Types of Candy Apples


Candy apples are a nostalgic treat, reminding many of county fairs, Halloween celebrations and apple picking. People began enjoying candied apples in 19th century Great Britain during fall festivals when street vendors sold whole, fresh apples dipped in boiling sugar. Naturally, other varieties of candied apples quickly developed using a variety of tasty ingredients. Today, the term "candy apples," typically refers to any whole, fresh apple dipped in a substance used for candy.

Red Candy Apples

  • Perhaps the most iconic of the candy apple varieties, red candy apples are dipped in a combination of boiling sugar, corn syrup and red food coloring.
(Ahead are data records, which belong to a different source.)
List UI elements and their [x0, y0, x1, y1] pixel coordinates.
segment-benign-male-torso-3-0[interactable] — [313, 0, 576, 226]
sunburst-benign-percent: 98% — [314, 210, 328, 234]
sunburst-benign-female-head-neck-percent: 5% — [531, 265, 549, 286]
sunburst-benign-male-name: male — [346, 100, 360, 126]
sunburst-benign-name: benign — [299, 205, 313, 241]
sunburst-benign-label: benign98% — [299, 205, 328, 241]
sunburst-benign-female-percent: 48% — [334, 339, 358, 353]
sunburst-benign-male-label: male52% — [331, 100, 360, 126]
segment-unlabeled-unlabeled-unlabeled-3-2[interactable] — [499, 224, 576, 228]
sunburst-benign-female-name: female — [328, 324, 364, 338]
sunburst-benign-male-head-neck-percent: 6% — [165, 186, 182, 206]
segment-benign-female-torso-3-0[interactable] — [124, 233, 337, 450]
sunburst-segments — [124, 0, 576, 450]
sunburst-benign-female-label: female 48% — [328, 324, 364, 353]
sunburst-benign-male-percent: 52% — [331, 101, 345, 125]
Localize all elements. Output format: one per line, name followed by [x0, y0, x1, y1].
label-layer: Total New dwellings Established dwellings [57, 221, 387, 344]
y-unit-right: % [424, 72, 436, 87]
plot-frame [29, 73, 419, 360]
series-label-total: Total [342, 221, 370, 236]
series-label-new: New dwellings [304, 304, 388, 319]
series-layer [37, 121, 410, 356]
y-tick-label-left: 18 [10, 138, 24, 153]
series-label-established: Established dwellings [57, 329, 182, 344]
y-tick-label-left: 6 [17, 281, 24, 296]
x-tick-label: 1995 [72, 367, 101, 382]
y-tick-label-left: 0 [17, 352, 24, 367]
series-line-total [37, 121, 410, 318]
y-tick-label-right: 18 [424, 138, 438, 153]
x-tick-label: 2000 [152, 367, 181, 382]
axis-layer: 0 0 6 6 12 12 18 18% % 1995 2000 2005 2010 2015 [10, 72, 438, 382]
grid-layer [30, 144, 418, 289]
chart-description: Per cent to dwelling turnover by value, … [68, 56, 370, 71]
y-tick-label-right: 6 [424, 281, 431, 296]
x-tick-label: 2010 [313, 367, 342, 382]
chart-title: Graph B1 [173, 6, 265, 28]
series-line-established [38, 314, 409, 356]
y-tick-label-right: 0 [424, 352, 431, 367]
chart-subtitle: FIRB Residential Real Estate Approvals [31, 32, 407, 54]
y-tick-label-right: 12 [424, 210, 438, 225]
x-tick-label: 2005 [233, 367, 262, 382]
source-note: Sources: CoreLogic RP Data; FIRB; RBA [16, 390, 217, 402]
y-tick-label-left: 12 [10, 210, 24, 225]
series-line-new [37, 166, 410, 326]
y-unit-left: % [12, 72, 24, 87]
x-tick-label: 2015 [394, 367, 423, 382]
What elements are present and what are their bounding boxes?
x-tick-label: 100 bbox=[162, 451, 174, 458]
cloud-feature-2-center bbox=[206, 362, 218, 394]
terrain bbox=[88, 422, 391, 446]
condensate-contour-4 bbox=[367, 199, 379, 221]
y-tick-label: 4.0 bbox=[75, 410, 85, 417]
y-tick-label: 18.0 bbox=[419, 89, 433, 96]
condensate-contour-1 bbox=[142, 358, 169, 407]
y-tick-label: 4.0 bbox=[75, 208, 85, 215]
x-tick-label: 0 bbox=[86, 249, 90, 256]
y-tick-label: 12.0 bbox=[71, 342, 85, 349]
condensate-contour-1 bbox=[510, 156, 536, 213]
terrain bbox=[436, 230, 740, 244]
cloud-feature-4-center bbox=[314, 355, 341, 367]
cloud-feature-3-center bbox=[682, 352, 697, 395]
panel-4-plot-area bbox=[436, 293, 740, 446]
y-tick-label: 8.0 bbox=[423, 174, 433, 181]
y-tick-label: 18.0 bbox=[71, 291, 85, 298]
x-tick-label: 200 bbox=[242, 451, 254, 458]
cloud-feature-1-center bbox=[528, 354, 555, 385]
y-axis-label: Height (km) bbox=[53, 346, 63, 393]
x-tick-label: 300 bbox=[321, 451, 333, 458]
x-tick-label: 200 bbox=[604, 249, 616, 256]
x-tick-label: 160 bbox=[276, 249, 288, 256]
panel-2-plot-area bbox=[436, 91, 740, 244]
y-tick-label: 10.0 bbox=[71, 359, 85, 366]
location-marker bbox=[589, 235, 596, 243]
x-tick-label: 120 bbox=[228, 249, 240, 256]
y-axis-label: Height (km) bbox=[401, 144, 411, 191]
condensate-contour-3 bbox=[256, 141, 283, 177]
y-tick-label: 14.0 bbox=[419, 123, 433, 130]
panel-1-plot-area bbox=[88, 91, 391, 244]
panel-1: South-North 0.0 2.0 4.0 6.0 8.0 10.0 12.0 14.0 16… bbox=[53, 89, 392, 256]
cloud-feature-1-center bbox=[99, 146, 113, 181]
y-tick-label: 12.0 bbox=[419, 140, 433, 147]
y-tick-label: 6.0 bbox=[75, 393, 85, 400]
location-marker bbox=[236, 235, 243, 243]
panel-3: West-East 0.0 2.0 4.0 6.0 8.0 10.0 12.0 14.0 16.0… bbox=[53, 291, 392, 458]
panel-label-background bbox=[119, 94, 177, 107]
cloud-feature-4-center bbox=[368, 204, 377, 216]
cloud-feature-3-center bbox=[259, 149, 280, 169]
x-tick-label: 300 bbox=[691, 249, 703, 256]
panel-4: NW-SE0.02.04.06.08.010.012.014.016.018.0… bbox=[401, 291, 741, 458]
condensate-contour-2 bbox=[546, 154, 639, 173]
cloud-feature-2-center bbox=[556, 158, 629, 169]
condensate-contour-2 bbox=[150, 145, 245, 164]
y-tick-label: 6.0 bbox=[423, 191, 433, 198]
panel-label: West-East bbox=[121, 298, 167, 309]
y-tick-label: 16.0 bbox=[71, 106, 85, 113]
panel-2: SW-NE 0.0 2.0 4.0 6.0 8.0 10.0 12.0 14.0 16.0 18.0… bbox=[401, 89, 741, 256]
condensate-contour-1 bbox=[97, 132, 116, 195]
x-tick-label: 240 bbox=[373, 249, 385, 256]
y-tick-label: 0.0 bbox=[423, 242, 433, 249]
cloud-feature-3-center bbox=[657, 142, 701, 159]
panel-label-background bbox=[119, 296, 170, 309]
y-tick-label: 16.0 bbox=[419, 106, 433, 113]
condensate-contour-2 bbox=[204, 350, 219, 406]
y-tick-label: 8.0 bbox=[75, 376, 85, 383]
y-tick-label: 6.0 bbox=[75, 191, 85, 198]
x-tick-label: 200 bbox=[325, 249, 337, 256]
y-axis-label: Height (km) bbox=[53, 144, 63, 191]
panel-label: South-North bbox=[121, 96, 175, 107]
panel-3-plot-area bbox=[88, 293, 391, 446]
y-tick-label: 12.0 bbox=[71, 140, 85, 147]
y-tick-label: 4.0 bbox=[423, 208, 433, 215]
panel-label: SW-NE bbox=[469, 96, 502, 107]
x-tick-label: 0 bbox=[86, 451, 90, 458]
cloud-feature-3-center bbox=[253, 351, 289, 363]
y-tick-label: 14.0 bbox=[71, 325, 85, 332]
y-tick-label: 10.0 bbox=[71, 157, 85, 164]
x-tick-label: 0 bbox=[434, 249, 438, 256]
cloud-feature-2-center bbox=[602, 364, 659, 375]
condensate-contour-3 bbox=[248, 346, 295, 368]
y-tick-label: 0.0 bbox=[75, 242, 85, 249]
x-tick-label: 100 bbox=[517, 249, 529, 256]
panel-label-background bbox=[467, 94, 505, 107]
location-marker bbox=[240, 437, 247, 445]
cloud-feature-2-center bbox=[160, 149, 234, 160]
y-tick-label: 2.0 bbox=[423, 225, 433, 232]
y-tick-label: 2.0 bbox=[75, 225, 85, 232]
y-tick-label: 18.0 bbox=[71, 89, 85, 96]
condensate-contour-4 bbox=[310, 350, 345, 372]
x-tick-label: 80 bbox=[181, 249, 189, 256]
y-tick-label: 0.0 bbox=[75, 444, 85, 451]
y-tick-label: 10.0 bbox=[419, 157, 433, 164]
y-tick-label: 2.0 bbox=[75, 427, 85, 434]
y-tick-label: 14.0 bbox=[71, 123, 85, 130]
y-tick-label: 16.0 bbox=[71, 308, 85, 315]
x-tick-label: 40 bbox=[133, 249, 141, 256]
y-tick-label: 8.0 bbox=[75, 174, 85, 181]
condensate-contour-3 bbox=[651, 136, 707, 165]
The result is a glossy, red outer shell that's tough and sticky. The red coating retains its adhesive property in a slightly less sticky form after cooling and hardening. Variations of the red candy apple involve rolling the recently sticky-coated apple in coconut, nuts and chocolate chips.

Caramel Covered Apples

  • Caramel apples are made by dipping a fresh apple in a heated mixture of melted caramel, salt and sugar. Caramel originated in North America by slowly boiling milk and sugar into a stretchy, sticky substance. Today's candy apple vendors sell caramel apples plain or roll them in various extra coatings such as crushed peanuts, cashews, gummy candy, sprinkles or small chocolate chips.

Chocolate Covered Apples

  • Chocolate covered apples are whole apples dipped in dark or milk chocolate. Making an aesthetically appealing chocolate candy apple can be especially challenging due to the difficulty of applying clean craftsmanship to melted chocolate. The chocolate coating does not offer the same adhesive properties as the red candy or caramel coatings, which is why chocolate covered apples typically have coatings of lighter weight foods such as sprinkles or shredded coconut.

Double-Dipped Apples

  • Double-dipped apples are the most decadent of the candy apple types. These double-dippers are especially large because they have not one, but two coatings of candy. The first coating is a sticky adhesive layer of caramel or red candy covered with nuts, shaved coconuts or sprinkles. The second, outer layer is dark, milk or white melted chocolate. The outer shall sometimes has small decorative patterns with white and dark chocolate, but generally the size and decadence of this double=dipped creation is impressive enough.